The coverage in the northern states of Nigeria is moderate with an overall estimate of 36.6% (95% CI: 32.3% – 40.9% ).

Coverage classification was performed for each LGA, in which we have found 27 LGAs having low coverage, 40 LGAs with moderate coverage and 4 LGAs with high coverage. Barriers to coverage have been reported for each state. The survey coverage has allowed under capacity building, to train agents of MOH and NBS on the SLEAC methodology.

 

Recommendations

According to overall barriers found by SLEAC coverage survey, some preliminary recommendations have been formulated which can be applied to all programs of each state:

 

Emphasis on community mobilisation
  • Sensitization
  • Awareness through voluntary on malnutrition should be focused on the knowledge of the early signs of malnutrition, consequences and also prevention. This awareness can be performed in several ways, through posters, radio broadcasts etc.

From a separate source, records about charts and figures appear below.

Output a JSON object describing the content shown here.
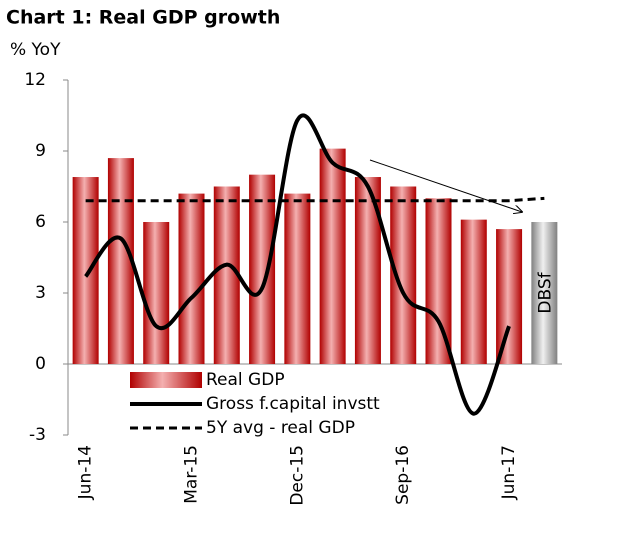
{
  "chart_data": {
    "type": "bar",
    "title": "Chart 1: Real GDP growth",
    "y_label": "% YoY",
    "categories": [
      "Jun-14",
      null,
      null,
      "Mar-15",
      null,
      null,
      "Dec-15",
      null,
      null,
      "Sep-16",
      null,
      null,
      "Jun-17",
      null
    ],
    "ylim": [
      -3,
      12
    ],
    "yticks": [
      -3,
      0,
      3,
      6,
      9,
      12
    ],
    "legend": "bottom",
    "annotation": "DBSf",
    "series": [
      {
        "name": "Real GDP",
        "type": "bar",
        "color": "#c00000",
        "values": [
          7.9,
          8.7,
          6.0,
          7.2,
          7.5,
          8.0,
          7.2,
          9.1,
          7.9,
          7.5,
          7.0,
          6.1,
          5.7,
          6.0
        ],
        "point_colors": [
          "#c00000",
          "#c00000",
          "#c00000",
          "#c00000",
          "#c00000",
          "#c00000",
          "#c00000",
          "#c00000",
          "#c00000",
          "#c00000",
          "#c00000",
          "#c00000",
          "#c00000",
          "#909090"
        ]
      },
      {
        "name": "Gross f.capital invstt",
        "type": "line",
        "color": "#000000",
        "values": [
          3.7,
          5.3,
          1.6,
          2.8,
          4.2,
          3.2,
          10.3,
          8.5,
          7.5,
          3.0,
          1.8,
          -2.1,
          1.6,
          null
        ]
      },
      {
        "name": "5Y avg - real GDP",
        "type": "dashed",
        "color": "#000000",
        "values": [
          6.9,
          6.9,
          6.9,
          6.9,
          6.9,
          6.9,
          6.9,
          6.9,
          6.9,
          6.9,
          6.9,
          6.9,
          6.9,
          7.0
        ]
      }
    ]
  }
}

    Awareness about malnutrition should also include awareness about the program, how it works, admission criteria, explaining the phenomenon of rejection, the advantage of management of SAM cases in the program compared to traditional treatment etc.

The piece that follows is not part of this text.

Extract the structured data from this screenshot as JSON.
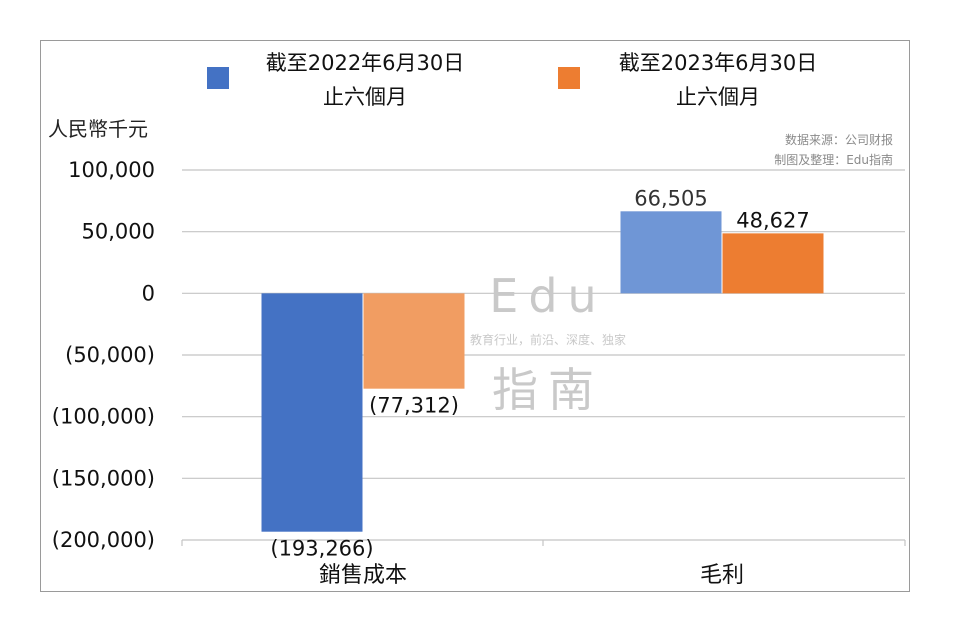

  • Include community leaders on sensitization of CMAM program activities
  • The community leaders as village chief, religious leaders should be involved in sensitization of the program to facilitate the acceptance of program by community. It is also important to educate traditional healer in CMAM activities so they can participate in referring cases. Husbands, chiefs and families are also key persons to be involved in this awareness to facilitate greater ownership of the program by households

  • Active case finding by volunteers (monthly)

 

To ensure that each village has a volunteers with a MUAC tape

For each LGA with CMAM activities, it is important to ensure that each village has a volunteer who performs screening activities at least once by month and each volunteer should have a MUAC tape

  • Perform regular refresher training for volunteers, consider incentives.
  • For the volunteers, it is important to conduct regular refresher training as an incentive

 

Service delivery
  • Strength integration CMAM program in routine activities of Health center
  • In other activities of the Health Centre (consultations, immunization activities, etc.) it would be important to integrate the screening cases MAS

  • Harmonize visit of mothers with many constraints with schedule of CMAM program
  • For mothers who have many constraints it is important to discuss with them to harmonize a specific program of visits to the health center.

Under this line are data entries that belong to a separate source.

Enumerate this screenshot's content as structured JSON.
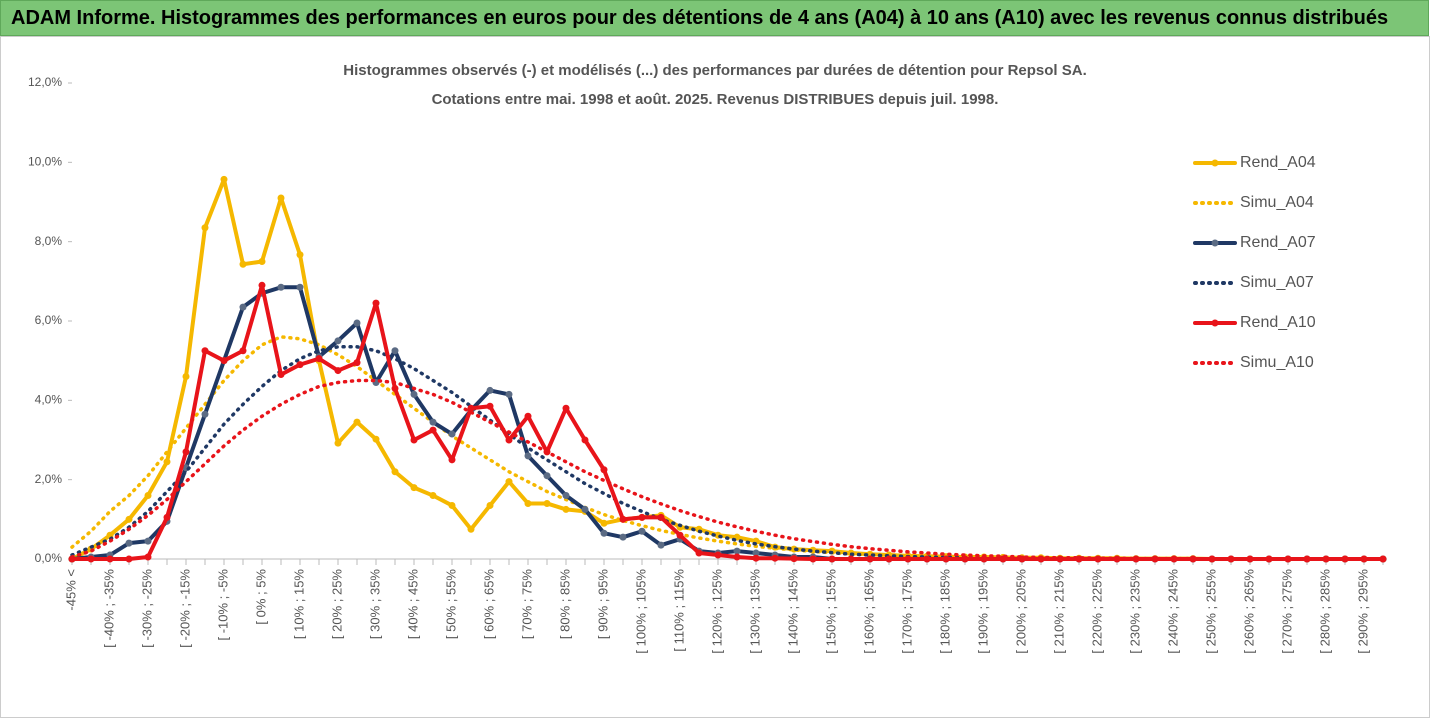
{
  "header": {
    "title": "ADAM Informe. Histogrammes des performances en euros pour des détentions de 4 ans (A04) à 10 ans (A10) avec les revenus connus distribués"
  },
  "chart_data": {
    "type": "line",
    "title": [
      "Histogrammes observés (-) et modélisés (...) des performances par durées de détention pour Repsol SA.",
      "Cotations entre mai. 1998 et août. 2025. Revenus DISTRIBUES depuis juil. 1998."
    ],
    "categories": [
      "-45% <",
      null,
      "[ -40% ; -35%",
      null,
      "[ -30% ; -25%",
      null,
      "[ -20% ; -15%",
      null,
      "[ -10% ; -5%",
      null,
      "[ 0% ; 5%",
      null,
      "[ 10% ; 15%",
      null,
      "[ 20% ; 25%",
      null,
      "[ 30% ; 35%",
      null,
      "[ 40% ; 45%",
      null,
      "[ 50% ; 55%",
      null,
      "[ 60% ; 65%",
      null,
      "[ 70% ; 75%",
      null,
      "[ 80% ; 85%",
      null,
      "[ 90% ; 95%",
      null,
      "[ 100% ; 105%",
      null,
      "[ 110% ; 115%",
      null,
      "[ 120% ; 125%",
      null,
      "[ 130% ; 135%",
      null,
      "[ 140% ; 145%",
      null,
      "[ 150% ; 155%",
      null,
      "[ 160% ; 165%",
      null,
      "[ 170% ; 175%",
      null,
      "[ 180% ; 185%",
      null,
      "[ 190% ; 195%",
      null,
      "[ 200% ; 205%",
      null,
      "[ 210% ; 215%",
      null,
      "[ 220% ; 225%",
      null,
      "[ 230% ; 235%",
      null,
      "[ 240% ; 245%",
      null,
      "[ 250% ; 255%",
      null,
      "[ 260% ; 265%",
      null,
      "[ 270% ; 275%",
      null,
      "[ 280% ; 285%",
      null,
      "[ 290% ; 295%",
      null
    ],
    "ylim": [
      0,
      12
    ],
    "yticks": [
      {
        "value": 0,
        "label": "0,0%"
      },
      {
        "value": 2,
        "label": "2,0%"
      },
      {
        "value": 4,
        "label": "4,0%"
      },
      {
        "value": 6,
        "label": "6,0%"
      },
      {
        "value": 8,
        "label": "8,0%"
      },
      {
        "value": 10,
        "label": "10,0%"
      },
      {
        "value": 12,
        "label": "12,0%"
      }
    ],
    "legend": "right",
    "series": [
      {
        "name": "Rend_A04",
        "color": "#f5b800",
        "style": "solid",
        "values": [
          0,
          0.25,
          0.6,
          1.0,
          1.6,
          2.45,
          4.6,
          8.35,
          9.57,
          7.43,
          7.5,
          9.1,
          7.67,
          5.0,
          2.92,
          3.45,
          3.02,
          2.2,
          1.8,
          1.6,
          1.35,
          0.75,
          1.35,
          1.95,
          1.4,
          1.4,
          1.25,
          1.2,
          0.9,
          1.0,
          1.05,
          1.1,
          0.8,
          0.75,
          0.6,
          0.55,
          0.45,
          0.3,
          0.25,
          0.22,
          0.2,
          0.15,
          0.12,
          0.1,
          0.08,
          0.07,
          0.06,
          0.05,
          0.05,
          0.04,
          0.03,
          0.03,
          0.02,
          0.02,
          0.02,
          0.02,
          0.01,
          0.01,
          0.01,
          0.01,
          0,
          0,
          0,
          0,
          0,
          0,
          0,
          0,
          0,
          0
        ]
      },
      {
        "name": "Simu_A04",
        "color": "#f5b800",
        "style": "dotted",
        "values": [
          0.3,
          0.7,
          1.2,
          1.6,
          2.1,
          2.7,
          3.3,
          3.9,
          4.5,
          5.0,
          5.4,
          5.6,
          5.55,
          5.4,
          5.15,
          4.85,
          4.5,
          4.15,
          3.8,
          3.45,
          3.1,
          2.8,
          2.5,
          2.2,
          1.95,
          1.7,
          1.5,
          1.3,
          1.12,
          0.97,
          0.84,
          0.72,
          0.62,
          0.53,
          0.45,
          0.38,
          0.32,
          0.27,
          0.23,
          0.19,
          0.16,
          0.13,
          0.11,
          0.09,
          0.07,
          0.06,
          0.05,
          0.04,
          0.03,
          0.03,
          0.02,
          0.02,
          0.02,
          0.01,
          0.01,
          0.01,
          0.01,
          0.01,
          0,
          0,
          0,
          0,
          0,
          0,
          0,
          0,
          0,
          0,
          0,
          0
        ]
      },
      {
        "name": "Rend_A07",
        "color": "#1f3864",
        "style": "solid",
        "values": [
          0,
          0.05,
          0.1,
          0.4,
          0.45,
          0.95,
          2.3,
          3.65,
          5.0,
          6.35,
          6.7,
          6.85,
          6.85,
          5.1,
          5.5,
          5.95,
          4.45,
          5.25,
          4.15,
          3.45,
          3.15,
          3.75,
          4.25,
          4.15,
          2.6,
          2.1,
          1.6,
          1.25,
          0.65,
          0.55,
          0.7,
          0.35,
          0.5,
          0.2,
          0.15,
          0.2,
          0.15,
          0.1,
          0.05,
          0.05,
          0,
          0,
          0,
          0,
          0,
          0,
          0,
          0,
          0,
          0,
          0,
          0,
          0,
          0,
          0,
          0,
          0,
          0,
          0,
          0,
          0,
          0,
          0,
          0,
          0,
          0,
          0,
          0,
          0,
          0
        ]
      },
      {
        "name": "Simu_A07",
        "color": "#1f3864",
        "style": "dotted",
        "values": [
          0.1,
          0.3,
          0.5,
          0.8,
          1.2,
          1.7,
          2.2,
          2.8,
          3.4,
          3.9,
          4.35,
          4.75,
          5.05,
          5.25,
          5.35,
          5.35,
          5.25,
          5.05,
          4.8,
          4.5,
          4.2,
          3.85,
          3.5,
          3.15,
          2.8,
          2.5,
          2.2,
          1.9,
          1.65,
          1.4,
          1.2,
          1.0,
          0.85,
          0.7,
          0.58,
          0.47,
          0.38,
          0.31,
          0.25,
          0.2,
          0.16,
          0.12,
          0.1,
          0.08,
          0.06,
          0.05,
          0.04,
          0.03,
          0.02,
          0.02,
          0.01,
          0.01,
          0.01,
          0.01,
          0.01,
          0,
          0,
          0,
          0,
          0,
          0,
          0,
          0,
          0,
          0,
          0,
          0,
          0,
          0,
          0
        ]
      },
      {
        "name": "Rend_A10",
        "color": "#e8141a",
        "style": "solid",
        "values": [
          0,
          0,
          0,
          0,
          0.05,
          1.05,
          2.7,
          5.25,
          5.0,
          5.25,
          6.9,
          4.65,
          4.9,
          5.05,
          4.75,
          4.95,
          6.45,
          4.3,
          3.0,
          3.25,
          2.5,
          3.8,
          3.85,
          3.0,
          3.6,
          2.7,
          3.8,
          3.0,
          2.25,
          1.0,
          1.05,
          1.05,
          0.6,
          0.15,
          0.1,
          0.05,
          0.02,
          0.02,
          0.01,
          0,
          0,
          0,
          0,
          0,
          0,
          0,
          0,
          0,
          0,
          0,
          0,
          0,
          0,
          0,
          0,
          0,
          0,
          0,
          0,
          0,
          0,
          0,
          0,
          0,
          0,
          0,
          0,
          0,
          0,
          0
        ]
      },
      {
        "name": "Simu_A10",
        "color": "#e8141a",
        "style": "dotted",
        "values": [
          0.05,
          0.2,
          0.45,
          0.75,
          1.1,
          1.5,
          1.95,
          2.4,
          2.85,
          3.25,
          3.6,
          3.9,
          4.15,
          4.35,
          4.45,
          4.5,
          4.5,
          4.45,
          4.3,
          4.15,
          3.95,
          3.7,
          3.45,
          3.2,
          2.95,
          2.7,
          2.45,
          2.2,
          1.98,
          1.77,
          1.57,
          1.39,
          1.22,
          1.07,
          0.93,
          0.81,
          0.7,
          0.6,
          0.51,
          0.44,
          0.37,
          0.31,
          0.26,
          0.22,
          0.18,
          0.15,
          0.12,
          0.1,
          0.08,
          0.07,
          0.05,
          0.04,
          0.03,
          0.03,
          0.02,
          0.02,
          0.01,
          0.01,
          0.01,
          0.01,
          0,
          0,
          0,
          0,
          0,
          0,
          0,
          0,
          0,
          0
        ]
      }
    ]
  }
}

  • Avoid stock out of RUTF of each program

 

Access issues

Organize mobile treatment to far villages and give RUTF for two weeks for people who live far from the health center

 

Implement the program treatment of moderate acute malnutrition

In the active case finding of the SLEAC survey, several cases of moderate acute malnutrition have been identified and it is essential and important to set up a program of support for moderate acute malnutrition to prevent relapse of severe acute malnutrition after being discharged

 

Conduct SQUEAC investigations

Perform SQUEAC investigations at least one by state in order to understand different barriers and boosters and provide strong and evidence-based recommendations for the program
 
 
 

Endnotes

1 As cited in ‘Commission Decision on the financing of humanitarian actions in West Africa from the 10th European Development Fund’. European Commission, 2010

2 ACF, Save the children, Valid, MOH Nigeria, report on Assessing Coverage of CMAM Services in Nigeria a& Building Government Monitoring Capacity, 2013.

3 State-level and overall coverage estimate aggregates are only meaningful if coverage across the LGAs within a state are not significantly different from each other.

4 Prevalence of MUAC SAM of SMART survey 2013

5 Although Sokoto had low coverage classification across all its LGAs, one LGA stood out as almost being classified as moderate and has a significantly higher coverage than all other LGAs in Sokoto. This is most likely the reason why based on chi-square testing, Sokoto was assessed to have heterogeneous coverage.

6 Guerrero, S., Myatt, M. and Collins, S., Determinants of coverage in community-based therapeutic care programmes: towards a joint quantitative and qualitative analysis, August 2009, Disasters. 34 (2), pp 571-585.